Le sélectionneur a guidé son équipe vers le titre de champion du monde, vingt ans après avoir remporté le trophée comme joueur. Il fait partie des plus grands. de notre envoyé spécial
VINCENT GARCIA MOSCOU – Le voilà en très bonne compagnie, dans le cercle restreint des légendes de ce jeu, à la hauteur du Brésilien Mario Zagallo et de l’Allemand Franz Beckenbauer, « meilleurs techniciens » selon lui et qui ont, eux aussi, remporté la Coupe du monde comme joueur puis comme entraîneur. Vingt ans après avoir été le capitaine de la première équipe de France championne du monde, Didier Deschamps (49 ans) vient d’être le sélectionneur qui a guidé les Bleus vers leur deuxième étoile. Comme joueur ou comme technicien, l’idée du guide lui va très bien, lui qui a su fédérer ce groupe de jeunes « garnements » bourrés de talent, pour construire une équipe de combattants à son image. Un groupe qui ne « lâche rien », selon son expression préférée.
« Il a trouvé les bons mots et le bon équilibre, il mérite cette victoire », l’a félicité Hugo Lloris. Si « l’émotion n’est pas la même », comme le dit souvent l’ancien milieu défensif, elle était très forte, hier, au coup de sifflet final. Il a partagé ces moments de joie avec ses joueurs, bien sûr, qui l’ont porté en triomphe. Après de longues et vibrantes accolades, il leur a dit que le monde avait changé et que le leur allait changer dès aujourd’hui et pour toujours. « Ils ne peuvent pas se rendre compte, a expliqué le coach tricolore après coup. Même s’ils prennent des chemins différents, ces vingt-trois joueurs seront liés à vie par cet événement. Ils ne seront plus les mêmes. Remporter la Coupe du monde, il n’y a pas d’équivalent dans leur métier. »

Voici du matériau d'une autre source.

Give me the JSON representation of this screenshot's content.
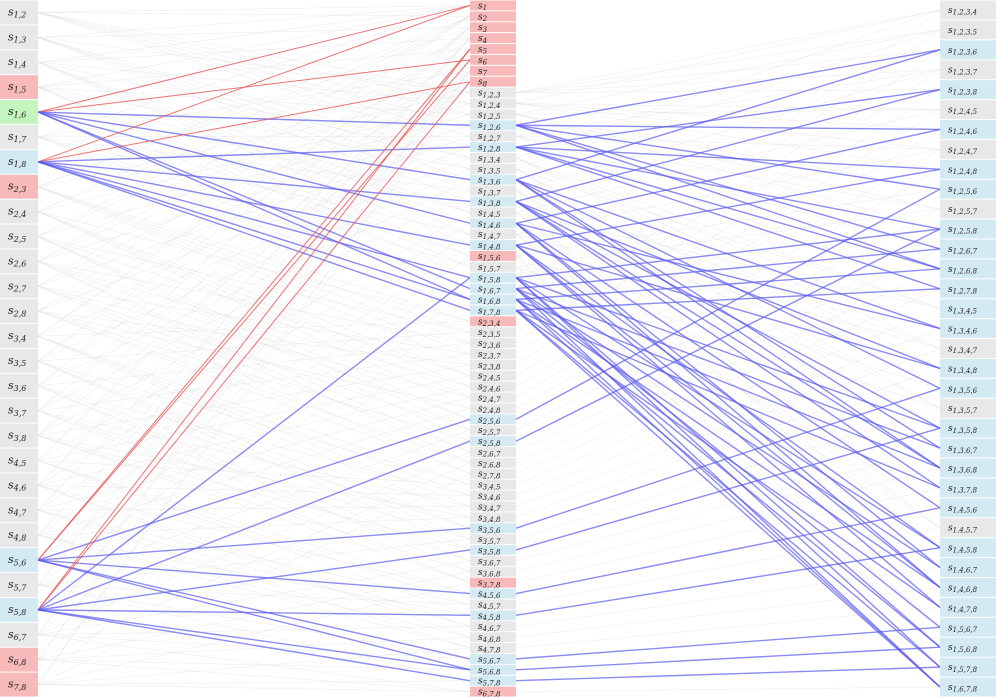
{
  "left_column": {
    "nodes": [
      {
        "label": "s",
        "subscript": "1,2",
        "color": "#e8e8e8"
      },
      {
        "label": "s",
        "subscript": "1,3",
        "color": "#e8e8e8"
      },
      {
        "label": "s",
        "subscript": "1,4",
        "color": "#e8e8e8"
      },
      {
        "label": "s",
        "subscript": "1,5",
        "color": "#f7b9b9"
      },
      {
        "label": "s",
        "subscript": "1,6",
        "color": "#c4f5bf"
      },
      {
        "label": "s",
        "subscript": "1,7",
        "color": "#e8e8e8"
      },
      {
        "label": "s",
        "subscript": "1,8",
        "color": "#d4eaf3"
      },
      {
        "label": "s",
        "subscript": "2,3",
        "color": "#f7b9b9"
      },
      {
        "label": "s",
        "subscript": "2,4",
        "color": "#e8e8e8"
      },
      {
        "label": "s",
        "subscript": "2,5",
        "color": "#e8e8e8"
      },
      {
        "label": "s",
        "subscript": "2,6",
        "color": "#e8e8e8"
      },
      {
        "label": "s",
        "subscript": "2,7",
        "color": "#e8e8e8"
      },
      {
        "label": "s",
        "subscript": "2,8",
        "color": "#e8e8e8"
      },
      {
        "label": "s",
        "subscript": "3,4",
        "color": "#e8e8e8"
      },
      {
        "label": "s",
        "subscript": "3,5",
        "color": "#e8e8e8"
      },
      {
        "label": "s",
        "subscript": "3,6",
        "color": "#e8e8e8"
      },
      {
        "label": "s",
        "subscript": "3,7",
        "color": "#e8e8e8"
      },
      {
        "label": "s",
        "subscript": "3,8",
        "color": "#e8e8e8"
      },
      {
        "label": "s",
        "subscript": "4,5",
        "color": "#e8e8e8"
      },
      {
        "label": "s",
        "subscript": "4,6",
        "color": "#e8e8e8"
      },
      {
        "label": "s",
        "subscript": "4,7",
        "color": "#e8e8e8"
      },
      {
        "label": "s",
        "subscript": "4,8",
        "color": "#e8e8e8"
      },
      {
        "label": "s",
        "subscript": "5,6",
        "color": "#d4eaf3"
      },
      {
        "label": "s",
        "subscript": "5,7",
        "color": "#e8e8e8"
      },
      {
        "label": "s",
        "subscript": "5,8",
        "color": "#d4eaf3"
      },
      {
        "label": "s",
        "subscript": "6,7",
        "color": "#e8e8e8"
      },
      {
        "label": "s",
        "subscript": "6,8",
        "color": "#f7b9b9"
      },
      {
        "label": "s",
        "subscript": "7,8",
        "color": "#f7b9b9"
      }
    ]
  },
  "middle_column": {
    "nodes": [
      {
        "label": "s",
        "subscript": "1",
        "color": "#f7b9b9"
      },
      {
        "label": "s",
        "subscript": "2",
        "color": "#f7b9b9"
      },
      {
        "label": "s",
        "subscript": "3",
        "color": "#f7b9b9"
      },
      {
        "label": "s",
        "subscript": "4",
        "color": "#f7b9b9"
      },
      {
        "label": "s",
        "subscript": "5",
        "color": "#f7b9b9"
      },
      {
        "label": "s",
        "subscript": "6",
        "color": "#f7b9b9"
      },
      {
        "label": "s",
        "subscript": "7",
        "color": "#f7b9b9"
      },
      {
        "label": "s",
        "subscript": "8",
        "color": "#f7b9b9"
      },
      {
        "label": "s",
        "subscript": "1,2,3",
        "color": "#e8e8e8"
      },
      {
        "label": "s",
        "subscript": "1,2,4",
        "color": "#e8e8e8"
      },
      {
        "label": "s",
        "subscript": "1,2,5",
        "color": "#e8e8e8"
      },
      {
        "label": "s",
        "subscript": "1,2,6",
        "color": "#d4eaf3"
      },
      {
        "label": "s",
        "subscript": "1,2,7",
        "color": "#e8e8e8"
      },
      {
        "label": "s",
        "subscript": "1,2,8",
        "color": "#d4eaf3"
      },
      {
        "label": "s",
        "subscript": "1,3,4",
        "color": "#e8e8e8"
      },
      {
        "label": "s",
        "subscript": "1,3,5",
        "color": "#e8e8e8"
      },
      {
        "label": "s",
        "subscript": "1,3,6",
        "color": "#d4eaf3"
      },
      {
        "label": "s",
        "subscript": "1,3,7",
        "color": "#e8e8e8"
      },
      {
        "label": "s",
        "subscript": "1,3,8",
        "color": "#d4eaf3"
      },
      {
        "label": "s",
        "subscript": "1,4,5",
        "color": "#e8e8e8"
      },
      {
        "label": "s",
        "subscript": "1,4,6",
        "color": "#d4eaf3"
      },
      {
        "label": "s",
        "subscript": "1,4,7",
        "color": "#e8e8e8"
      },
      {
        "label": "s",
        "subscript": "1,4,8",
        "color": "#d4eaf3"
      },
      {
        "label": "s",
        "subscript": "1,5,6",
        "color": "#f7b9b9"
      },
      {
        "label": "s",
        "subscript": "1,5,7",
        "color": "#e8e8e8"
      },
      {
        "label": "s",
        "subscript": "1,5,8",
        "color": "#d4eaf3"
      },
      {
        "label": "s",
        "subscript": "1,6,7",
        "color": "#d4eaf3"
      },
      {
        "label": "s",
        "subscript": "1,6,8",
        "color": "#d4eaf3"
      },
      {
        "label": "s",
        "subscript": "1,7,8",
        "color": "#d4eaf3"
      },
      {
        "label": "s",
        "subscript": "2,3,4",
        "color": "#f7b9b9"
      },
      {
        "label": "s",
        "subscript": "2,3,5",
        "color": "#e8e8e8"
      },
      {
        "label": "s",
        "subscript": "2,3,6",
        "color": "#e8e8e8"
      },
      {
        "label": "s",
        "subscript": "2,3,7",
        "color": "#e8e8e8"
      },
      {
        "label": "s",
        "subscript": "2,3,8",
        "color": "#e8e8e8"
      },
      {
        "label": "s",
        "subscript": "2,4,5",
        "color": "#e8e8e8"
      },
      {
        "label": "s",
        "subscript": "2,4,6",
        "color": "#e8e8e8"
      },
      {
        "label": "s",
        "subscript": "2,4,7",
        "color": "#e8e8e8"
      },
      {
        "label": "s",
        "subscript": "2,4,8",
        "color": "#e8e8e8"
      },
      {
        "label": "s",
        "subscript": "2,5,6",
        "color": "#d4eaf3"
      },
      {
        "label": "s",
        "subscript": "2,5,7",
        "color": "#e8e8e8"
      },
      {
        "label": "s",
        "subscript": "2,5,8",
        "color": "#d4eaf3"
      },
      {
        "label": "s",
        "subscript": "2,6,7",
        "color": "#e8e8e8"
      },
      {
        "label": "s",
        "subscript": "2,6,8",
        "color": "#e8e8e8"
      },
      {
        "label": "s",
        "subscript": "2,7,8",
        "color": "#e8e8e8"
      },
      {
        "label": "s",
        "subscript": "3,4,5",
        "color": "#e8e8e8"
      },
      {
        "label": "s",
        "subscript": "3,4,6",
        "color": "#e8e8e8"
      },
      {
        "label": "s",
        "subscript": "3,4,7",
        "color": "#e8e8e8"
      },
      {
        "label": "s",
        "subscript": "3,4,8",
        "color": "#e8e8e8"
      },
      {
        "label": "s",
        "subscript": "3,5,6",
        "color": "#d4eaf3"
      },
      {
        "label": "s",
        "subscript": "3,5,7",
        "color": "#e8e8e8"
      },
      {
        "label": "s",
        "subscript": "3,5,8",
        "color": "#d4eaf3"
      },
      {
        "label": "s",
        "subscript": "3,6,7",
        "color": "#e8e8e8"
      },
      {
        "label": "s",
        "subscript": "3,6,8",
        "color": "#e8e8e8"
      },
      {
        "label": "s",
        "subscript": "3,7,8",
        "color": "#f7b9b9"
      },
      {
        "label": "s",
        "subscript": "4,5,6",
        "color": "#d4eaf3"
      },
      {
        "label": "s",
        "subscript": "4,5,7",
        "color": "#e8e8e8"
      },
      {
        "label": "s",
        "subscript": "4,5,8",
        "color": "#d4eaf3"
      },
      {
        "label": "s",
        "subscript": "4,6,7",
        "color": "#e8e8e8"
      },
      {
        "label": "s",
        "subscript": "4,6,8",
        "color": "#e8e8e8"
      },
      {
        "label": "s",
        "subscript": "4,7,8",
        "color": "#e8e8e8"
      },
      {
        "label": "s",
        "subscript": "5,6,7",
        "color": "#d4eaf3"
      },
      {
        "label": "s",
        "subscript": "5,6,8",
        "color": "#d4eaf3"
      },
      {
        "label": "s",
        "subscript": "5,7,8",
        "color": "#d4eaf3"
      },
      {
        "label": "s",
        "subscript": "6,7,8",
        "color": "#f7b9b9"
      }
    ]
  },
  "right_column": {
    "nodes": [
      {
        "label": "s",
        "subscript": "1,2,3,4",
        "color": "#e8e8e8"
      },
      {
        "label": "s",
        "subscript": "1,2,3,5",
        "color": "#e8e8e8"
      },
      {
        "label": "s",
        "subscript": "1,2,3,6",
        "color": "#d4eaf3"
      },
      {
        "label": "s",
        "subscript": "1,2,3,7",
        "color": "#e8e8e8"
      },
      {
        "label": "s",
        "subscript": "1,2,3,8",
        "color": "#d4eaf3"
      },
      {
        "label": "s",
        "subscript": "1,2,4,5",
        "color": "#e8e8e8"
      },
      {
        "label": "s",
        "subscript": "1,2,4,6",
        "color": "#d4eaf3"
      },
      {
        "label": "s",
        "subscript": "1,2,4,7",
        "color": "#e8e8e8"
      },
      {
        "label": "s",
        "subscript": "1,2,4,8",
        "color": "#d4eaf3"
      },
      {
        "label": "s",
        "subscript": "1,2,5,6",
        "color": "#d4eaf3"
      },
      {
        "label": "s",
        "subscript": "1,2,5,7",
        "color": "#e8e8e8"
      },
      {
        "label": "s",
        "subscript": "1,2,5,8",
        "color": "#d4eaf3"
      },
      {
        "label": "s",
        "subscript": "1,2,6,7",
        "color": "#d4eaf3"
      },
      {
        "label": "s",
        "subscript": "1,2,6,8",
        "color": "#d4eaf3"
      },
      {
        "label": "s",
        "subscript": "1,2,7,8",
        "color": "#d4eaf3"
      },
      {
        "label": "s",
        "subscript": "1,3,4,5",
        "color": "#d4eaf3"
      },
      {
        "label": "s",
        "subscript": "1,3,4,6",
        "color": "#d4eaf3"
      },
      {
        "label": "s",
        "subscript": "1,3,4,7",
        "color": "#e8e8e8"
      },
      {
        "label": "s",
        "subscript": "1,3,4,8",
        "color": "#d4eaf3"
      },
      {
        "label": "s",
        "subscript": "1,3,5,6",
        "color": "#d4eaf3"
      },
      {
        "label": "s",
        "subscript": "1,3,5,7",
        "color": "#e8e8e8"
      },
      {
        "label": "s",
        "subscript": "1,3,5,8",
        "color": "#d4eaf3"
      },
      {
        "label": "s",
        "subscript": "1,3,6,7",
        "color": "#d4eaf3"
      },
      {
        "label": "s",
        "subscript": "1,3,6,8",
        "color": "#d4eaf3"
      },
      {
        "label": "s",
        "subscript": "1,3,7,8",
        "color": "#d4eaf3"
      },
      {
        "label": "s",
        "subscript": "1,4,5,6",
        "color": "#d4eaf3"
      },
      {
        "label": "s",
        "subscript": "1,4,5,7",
        "color": "#e8e8e8"
      },
      {
        "label": "s",
        "subscript": "1,4,5,8",
        "color": "#d4eaf3"
      },
      {
        "label": "s",
        "subscript": "1,4,6,7",
        "color": "#d4eaf3"
      },
      {
        "label": "s",
        "subscript": "1,4,6,8",
        "color": "#d4eaf3"
      },
      {
        "label": "s",
        "subscript": "1,4,7,8",
        "color": "#d4eaf3"
      },
      {
        "label": "s",
        "subscript": "1,5,6,7",
        "color": "#d4eaf3"
      },
      {
        "label": "s",
        "subscript": "1,5,6,8",
        "color": "#d4eaf3"
      },
      {
        "label": "s",
        "subscript": "1,5,7,8",
        "color": "#d4eaf3"
      },
      {
        "label": "s",
        "subscript": "1,6,7,8",
        "color": "#d4eaf3"
      }
    ]
  }
}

Liés, les champions du monde 1998 le sont. Unis, pas toujours, et le sélectionneur n’a pas très bien vécu quelques critiques venues de son propre camp avant la compétition, comme celles de Christophe Dugarry par exemple. Un documentaire jugé à charge, dans l’émission « Complément d’enquête » sur France 2, a aussi blessé son entourage, surtout. Lui a la peau épaisse du dinosaure et beaucoup de critiques lui passent au-dessus, contrairement à ses proches. Hier, sa femme, Claude, et son fils, Dylan, qui avait deux ans en 1998, sont descendus sur la pelouse du stade Loujniki pour fêter le sacre. Deschamps sautillait alors partout, un drapeau tricolore à la main. Après les photos, notamment avec son staff et le trophée, l’ancien milieu a regagné le vestiaire, où l’attendait Emmanuel Macron, notamment. Le président de la République était venu avec un soldat mutilé aux combats, qui voulait absolument « rencontrer » le sélectionneur. Deschamps l’a longuement enlacé.
Il a commencé à y croire après la victoire contre l’Argentine
Ensuite, devant la presse, alors qu’il recevait le trophée de meilleur entraîneur et s’apprêtait à répondre aux questions, la plupart de ses joueurs sont arrivés pour l’arroser. « On nage dans le bonheur », a-t-il rigolé. Souvent charrié pour son « animal de compagnie », une femelle, censée le suivre partout, et qu’on appelle autrement la chance, l’ancien entraîneur de Monaco et de l’OM a fait rire son auditoire à une question d’un confrère africain. « Si même au Nigeria, on me parle de la chance, je suis mal barré », a-t-il souri. Face aux médias, Deschamps, sous contrat jusqu’en 2020, a dit regarder « devant ». Il a souligné l’importance de son staff, reconnu que tout n’avait pas été flamboyant, notamment la première période face aux Croates hier (4-2). Il a avoué avoir commencé sérieusement à y croire après la victoire contre l’Argentine, en huitièmes (4-3). Le technicien a changé de système tactique trois fois en quelques semaines, a trouvé la bonne formule contre le Pérou (1-0), au deuxième match, et a réussi à bâtir une équipe solidaire et accrocheuse à son image. Talentueuse ? Aussi, mais ce n’est pas ce qui caractérisait Deschamps quand il était joueur. Sans les atouts d’un Zidane ou d’un Platini, il est aujourd’hui au firmament du sport français et mondial.